Unreasonable mentor Elnor Rozenrot provided an excellent training on testing of a business model. His approach is to define the few key assumptions that your business model is based on and to test these assumptions in an experiment with the minimum necessary amount of resources. Based on the results of this test, you and your investors can decide if and how to proceed. If some of your key assumptions prove to be wrong, dare to change your business model or even abandon it at all. This approach would have been very beneficial to NICE in the start-up phase.

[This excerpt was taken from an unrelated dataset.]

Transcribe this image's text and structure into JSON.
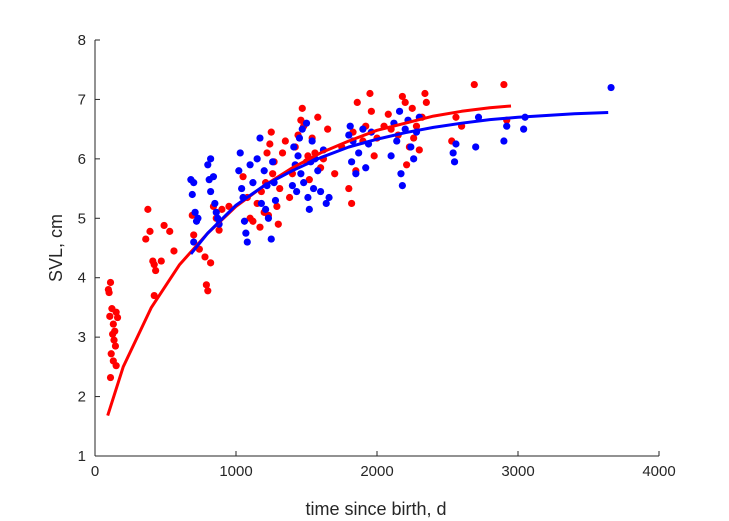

Branch Management: Staffs or Franchising
We initially operated NICE Centres with staffs that were on the payroll of our local company. Over time we concluded that these staffs did not have the dedication needed to make the business successful. As an incentive for performance, we then introduced a partially variable payment system. This resulted in improved sales and the first profitable NICE Centre. For up-scaling we decided to use the same incentive principles and introduce franchising as the ultimate form of local entrepreneurship. We developed a franchise model combined with an operational leasing model for the high-tech equipment needed.
It was an instant success and his revenues quickly tripled.
Franchising was a new concept in Gambia and it took time to explain the concept to candidate entrepreneurs. The first franchisee was an experienced entrepreneur, who converted his Internet café into a NICE Centre. It was an instant success and his revenues quickly tripled. Following this first success, the word went around and we had no difficulties finding other franchisees. We even converted our two pilot NICE Centres into a franchise. We saw that the franchisees had the right level of drive and commitment. Not in the least because the success of the business had an immediate impact on their income.
Franchising also proved to be an effective instrument against fraud by staffs. After all it is easier to cheat a head office at distance than a local entrepreneur who is supervising the business 24/7. However, over time we started to discover the disadvantages of franchising. The franchisees took every penny they earned out of the business and did not invest in maintaining their NICE Centre. As a result, the standards at the franchise centers deteriorated over time. It even came to the point where we had to terminate some franchise contracts as they were damaging our brand reputation.
We started to discover the disadvantages of franchising.
Our biggest disappointment in franchising was in innovation. We had expected the franchisees to act as bottom-up innovators and to come up with ideas for new products and services based on the local market needs. But hardly anything useful came, even when we would regularly have meetings and brainstorm sessions to extract ideas from them. They took the position of an operator instead of an entrepreneur and expected a business-in-a-box from the NICE headquarters. When the market changed and revenues seriously decreased, their solution was that NICE should reduce the franchise fee instead of adapting their business to changing market needs.
Our main lesson learned is that the reason for this behavior was twofold:
- Local entrepreneurs had too little knowledge of IT to be innovative and,
- They managed their business with a directive management approach (which is culturally embedded) that was based on mistrust and did not allow involving more IT savvy people to run and develop their business.